Car si les Ailes Grises sont un mystère pour la population "humaine" de la ville, les Ailes Grises sont aussi un mystère pour elles-mêmes. Leur naissance ? Une "plante" se met à pousser sans prévenir dans un coin ou une pièce de l'ancien couvent ou de l'usine (et les Ailes Grises déjà présentes doivent donc faire le tour des lieux pour découvrir si une "plante" a poussé et en prendre soin), cette "plante" grandit en formant un cocon (qui ressemble à un utérus sans chair rempli de liquide amniotique), d'où une "personne" va un jour sortir. A la naissance, cette personne n'a pas d'ailes et ressemble donc à un être humain, et peut être enfant ou ado ou déjà adulte. Dans ce cocon, les Ailes Grises font un rêve qui leur est propre, et lors de la venue au "monde", elles racontent leur souvenir de leur rêve, reçoive un prénom lié à ce rêve, puis leurs ailes poussent douloureusement et un halo est forgé dans un métal spécial et posé sur leur tête (flottant à la façon d'un ange).
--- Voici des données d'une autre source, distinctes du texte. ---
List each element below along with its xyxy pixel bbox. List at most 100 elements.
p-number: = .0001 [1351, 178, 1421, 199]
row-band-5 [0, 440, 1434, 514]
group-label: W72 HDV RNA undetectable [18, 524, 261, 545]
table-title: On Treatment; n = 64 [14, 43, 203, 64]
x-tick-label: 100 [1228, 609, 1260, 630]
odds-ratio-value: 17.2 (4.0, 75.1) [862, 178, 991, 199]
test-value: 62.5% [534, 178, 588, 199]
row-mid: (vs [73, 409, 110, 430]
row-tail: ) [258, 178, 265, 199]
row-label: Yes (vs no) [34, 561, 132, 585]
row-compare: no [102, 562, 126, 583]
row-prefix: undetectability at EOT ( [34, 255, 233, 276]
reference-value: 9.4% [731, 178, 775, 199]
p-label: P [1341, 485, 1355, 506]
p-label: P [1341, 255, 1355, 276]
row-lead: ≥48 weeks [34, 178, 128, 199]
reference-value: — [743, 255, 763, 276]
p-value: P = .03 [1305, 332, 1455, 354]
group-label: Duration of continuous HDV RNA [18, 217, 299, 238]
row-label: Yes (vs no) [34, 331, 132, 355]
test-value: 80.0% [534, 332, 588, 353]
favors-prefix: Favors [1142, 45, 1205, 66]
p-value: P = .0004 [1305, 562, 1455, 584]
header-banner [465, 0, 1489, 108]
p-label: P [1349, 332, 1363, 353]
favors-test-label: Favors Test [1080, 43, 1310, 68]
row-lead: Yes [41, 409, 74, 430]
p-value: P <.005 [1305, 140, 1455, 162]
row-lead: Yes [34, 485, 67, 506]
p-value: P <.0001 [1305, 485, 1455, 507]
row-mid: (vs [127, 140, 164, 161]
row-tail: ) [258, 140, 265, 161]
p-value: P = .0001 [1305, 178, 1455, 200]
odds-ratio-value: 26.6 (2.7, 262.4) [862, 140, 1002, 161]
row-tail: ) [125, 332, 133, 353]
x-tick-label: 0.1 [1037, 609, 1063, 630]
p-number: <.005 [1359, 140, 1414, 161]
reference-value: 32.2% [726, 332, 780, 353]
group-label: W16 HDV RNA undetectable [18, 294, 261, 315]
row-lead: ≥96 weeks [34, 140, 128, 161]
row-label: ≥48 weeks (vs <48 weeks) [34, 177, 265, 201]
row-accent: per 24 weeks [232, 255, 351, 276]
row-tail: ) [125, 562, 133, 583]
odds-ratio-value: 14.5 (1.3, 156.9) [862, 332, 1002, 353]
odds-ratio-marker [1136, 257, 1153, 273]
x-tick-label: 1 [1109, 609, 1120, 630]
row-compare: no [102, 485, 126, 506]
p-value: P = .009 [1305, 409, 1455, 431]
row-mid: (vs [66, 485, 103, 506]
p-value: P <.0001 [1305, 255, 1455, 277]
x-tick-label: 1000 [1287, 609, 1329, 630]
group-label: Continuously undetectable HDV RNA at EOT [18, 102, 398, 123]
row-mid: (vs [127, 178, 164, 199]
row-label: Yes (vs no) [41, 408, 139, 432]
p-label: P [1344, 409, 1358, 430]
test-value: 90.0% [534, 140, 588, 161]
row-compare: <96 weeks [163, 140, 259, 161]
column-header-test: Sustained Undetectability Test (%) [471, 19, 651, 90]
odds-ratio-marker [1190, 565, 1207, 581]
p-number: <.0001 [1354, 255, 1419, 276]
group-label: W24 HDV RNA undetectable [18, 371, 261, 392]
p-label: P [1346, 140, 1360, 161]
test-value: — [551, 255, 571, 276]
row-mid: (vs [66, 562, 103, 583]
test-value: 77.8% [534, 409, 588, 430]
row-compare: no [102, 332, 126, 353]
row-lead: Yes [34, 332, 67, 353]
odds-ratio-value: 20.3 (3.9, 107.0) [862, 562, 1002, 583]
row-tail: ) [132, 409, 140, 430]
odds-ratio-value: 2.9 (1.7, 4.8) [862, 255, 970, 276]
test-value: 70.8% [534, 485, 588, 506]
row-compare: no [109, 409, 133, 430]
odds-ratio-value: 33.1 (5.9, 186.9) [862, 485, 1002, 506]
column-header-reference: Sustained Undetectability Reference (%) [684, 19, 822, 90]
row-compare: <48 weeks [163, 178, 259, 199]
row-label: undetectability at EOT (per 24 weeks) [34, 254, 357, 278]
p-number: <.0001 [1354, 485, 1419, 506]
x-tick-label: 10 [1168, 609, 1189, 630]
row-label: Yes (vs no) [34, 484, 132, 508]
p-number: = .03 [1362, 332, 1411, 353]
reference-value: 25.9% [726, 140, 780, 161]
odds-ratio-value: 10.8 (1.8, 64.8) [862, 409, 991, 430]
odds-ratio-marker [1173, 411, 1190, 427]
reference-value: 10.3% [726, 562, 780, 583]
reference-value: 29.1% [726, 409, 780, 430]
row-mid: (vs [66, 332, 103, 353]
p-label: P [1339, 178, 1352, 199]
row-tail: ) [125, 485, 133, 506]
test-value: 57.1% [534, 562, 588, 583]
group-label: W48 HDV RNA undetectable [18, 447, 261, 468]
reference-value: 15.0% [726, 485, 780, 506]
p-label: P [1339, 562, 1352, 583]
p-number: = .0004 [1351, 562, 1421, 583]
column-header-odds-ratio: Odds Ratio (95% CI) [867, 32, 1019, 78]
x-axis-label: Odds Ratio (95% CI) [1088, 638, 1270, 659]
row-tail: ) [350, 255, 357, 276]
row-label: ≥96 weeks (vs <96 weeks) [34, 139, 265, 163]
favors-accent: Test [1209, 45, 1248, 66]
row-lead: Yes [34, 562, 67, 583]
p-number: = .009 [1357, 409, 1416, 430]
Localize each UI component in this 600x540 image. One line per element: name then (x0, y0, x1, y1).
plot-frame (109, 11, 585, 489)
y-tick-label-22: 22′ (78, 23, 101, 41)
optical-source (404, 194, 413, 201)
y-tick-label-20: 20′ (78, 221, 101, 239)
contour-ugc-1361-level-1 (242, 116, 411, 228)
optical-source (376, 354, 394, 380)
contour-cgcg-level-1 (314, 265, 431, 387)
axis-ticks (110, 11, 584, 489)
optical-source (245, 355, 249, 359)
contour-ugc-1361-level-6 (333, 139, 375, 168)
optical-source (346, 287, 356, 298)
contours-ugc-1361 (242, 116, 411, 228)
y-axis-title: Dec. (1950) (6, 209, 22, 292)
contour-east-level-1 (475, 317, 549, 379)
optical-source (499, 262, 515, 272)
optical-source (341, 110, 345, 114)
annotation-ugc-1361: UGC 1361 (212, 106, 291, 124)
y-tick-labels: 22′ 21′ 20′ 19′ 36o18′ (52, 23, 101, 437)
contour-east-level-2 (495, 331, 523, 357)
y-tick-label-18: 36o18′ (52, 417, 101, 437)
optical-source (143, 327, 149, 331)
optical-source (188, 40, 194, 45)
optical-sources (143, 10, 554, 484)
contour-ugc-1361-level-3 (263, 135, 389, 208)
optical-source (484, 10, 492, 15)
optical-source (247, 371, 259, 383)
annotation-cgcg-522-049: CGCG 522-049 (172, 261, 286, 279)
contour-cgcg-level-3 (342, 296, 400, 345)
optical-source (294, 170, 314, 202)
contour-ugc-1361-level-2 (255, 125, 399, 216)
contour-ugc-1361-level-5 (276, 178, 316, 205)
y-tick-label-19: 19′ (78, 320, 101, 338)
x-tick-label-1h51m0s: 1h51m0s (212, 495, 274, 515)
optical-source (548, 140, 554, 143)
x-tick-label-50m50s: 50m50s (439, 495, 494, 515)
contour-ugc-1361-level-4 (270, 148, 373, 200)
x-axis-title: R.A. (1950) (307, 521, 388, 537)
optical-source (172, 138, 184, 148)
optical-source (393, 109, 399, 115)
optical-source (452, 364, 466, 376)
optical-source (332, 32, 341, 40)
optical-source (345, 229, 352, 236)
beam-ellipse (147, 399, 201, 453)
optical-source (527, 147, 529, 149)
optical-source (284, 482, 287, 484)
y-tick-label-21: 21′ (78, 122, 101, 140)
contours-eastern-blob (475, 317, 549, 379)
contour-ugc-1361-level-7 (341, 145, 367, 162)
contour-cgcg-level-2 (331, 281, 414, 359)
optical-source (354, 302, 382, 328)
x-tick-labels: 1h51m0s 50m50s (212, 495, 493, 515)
La série commence donc avec la découverte d'une "plante" et de la naissance d'une nouvelle Aile Grise, Rakka, signifiant chute car le souvenir de son rêve était qu'elle tombait et l'on suit donc l'évolution de Rakka et ses autres amies Ailes Grises. Sans dévoiler les réponses aux questions (sinon cela gâcherait tout l'intérêt de la série), on découvre donc (plus ou moins) ce que sont les Ailes Grises, pourquoi elles sont là, pourquoi elles doivent faire telle ou telle chose, leur présent, leur passé, leur avenir... en passant des thèmes du devoir, du respect, de l'amitié, de l'égoïsme, du suicide, de la rédemption, de la vraie identité... Et la réussite de la série est vraiment là, de comprendre et de ressentir sans avoir réfléchi, avec un traitement sans niaiserie, avec une vraie beauté graphique et sonore.
Une douce poésie philosophique que je recommande fortement.